Moderate drinking also appears to reduce insulin resistance, an impaired response to the hormone insulin that manages blood sugar levels in the body and a precursor to type 2 diabetes. Studies suggest that drinking alcohol with a meal may improve how well your cells deal with blood sugar and cut the rise by as much as 37%.
An occasional drink can also take the edge off a stressful day, which has its own health benefits, says Dr. Rawls. “Stress is toxic. Because alcohol provides mild anxiolytic effects – meaning it reduces anxiety — it can be beneficial in small doses,” Dr. Rawls explains. “But the operative word is ‘small.’ As the dose increases, the benefits quickly give way to the toxic effects.”
Misunderstandings about appropriate drink size might also be responsible for some of the conflicting data on alcohol’s risks and benefits. In other words, what the average person reports as a normal-sized drink might in fact be twice (or more!) the amount experts consider a “standard drink,” which is 0.6 fluid ounces or 14 grams of pure alcohol. Here’s what that looks like in real life when you order at the bar:
- 12 fluid ounces of regular beer
- 8-9 fluid ounces of malt liquor
- 5 fluid ounces of table wine
- 1.5 fluid ounces of 80-proof spirits like whiskey, gin, rum, vodka, and tequila
Size isn’t the only thing that matters. “Some sources of alcohol are more beneficial than others,” says Dr. Rawls. Red wine, for one, contains high levels of antioxidant phytochemicals (beneficial plant compounds) called polyphenols that may help protect the blood vessel linings in the heart. One polyphenol in particular, resveratrol, has been linked with a lower risk of inflammation and blood clotting and thus a healthier heart.

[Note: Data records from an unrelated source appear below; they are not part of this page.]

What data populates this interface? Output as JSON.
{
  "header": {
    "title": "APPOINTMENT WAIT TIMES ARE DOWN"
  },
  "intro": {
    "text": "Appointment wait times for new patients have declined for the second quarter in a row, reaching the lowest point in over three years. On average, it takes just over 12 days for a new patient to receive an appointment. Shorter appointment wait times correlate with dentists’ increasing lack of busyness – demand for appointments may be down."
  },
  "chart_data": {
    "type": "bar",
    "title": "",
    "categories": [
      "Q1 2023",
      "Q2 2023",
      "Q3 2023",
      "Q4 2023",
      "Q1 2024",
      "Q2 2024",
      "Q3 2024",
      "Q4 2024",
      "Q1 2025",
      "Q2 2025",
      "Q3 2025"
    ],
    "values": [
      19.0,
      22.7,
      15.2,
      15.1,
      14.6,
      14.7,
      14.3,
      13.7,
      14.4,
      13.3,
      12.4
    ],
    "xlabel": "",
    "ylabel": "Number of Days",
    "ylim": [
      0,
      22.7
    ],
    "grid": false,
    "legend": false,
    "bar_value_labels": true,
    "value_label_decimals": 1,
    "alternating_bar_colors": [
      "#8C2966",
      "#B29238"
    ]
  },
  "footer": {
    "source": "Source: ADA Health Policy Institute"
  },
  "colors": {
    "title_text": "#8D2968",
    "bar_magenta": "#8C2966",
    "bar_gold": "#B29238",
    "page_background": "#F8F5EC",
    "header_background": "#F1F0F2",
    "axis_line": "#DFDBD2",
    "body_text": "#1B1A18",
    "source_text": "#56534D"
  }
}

Beer also contains a number of beneficial polyphenols such as ferulic acid, catechins, epicatechins, proanthocyanidins, and quercetin. And the polyphenols in both red wine and beer are believed to interact positively with microbes in the gut microbiome, keeping “bad” microbes in check and contributing to greater microbial diversity, which is linked with lowering bad cholesterol levels and promoting a healthy weight.
The Bottom Line
Given all that, whether or not to drink alcohol in moderation really boils down to personal choice, says Dr. Rawls. “The recommendations of one drink per day are not unreasonable, but some people don’t tolerate even small doses of alcohol, and it’s easy for one drink a day to become two and even more on weekends,” he says. “Possibly a better choice is keeping the dose low, but also limiting consumption to intermittent use only.”
Another option: “It’s very easy to get all the benefits of the plant phytochemicals found in alcohol from herbal supplements,” says Dr. Rawls. “CBD (cannabidiol) from hemp would be at the top of my list.” More of his favorites include Japanese knotweed (a great source of resveratrol), rhodiola, reishi mushroom, turmeric, and gotu kola.
Ultimately, drinking alcohol is not a strict qualification for leading a healthy life, says Dr. Rawls. But if you do drink, moderation remains key to reaping any benefits and avoiding potential harm. And either way, adding more herbs to your daily routine is a safe, effective, and hangover-proof way to enjoy the health perks of all sorts of phytochemicals.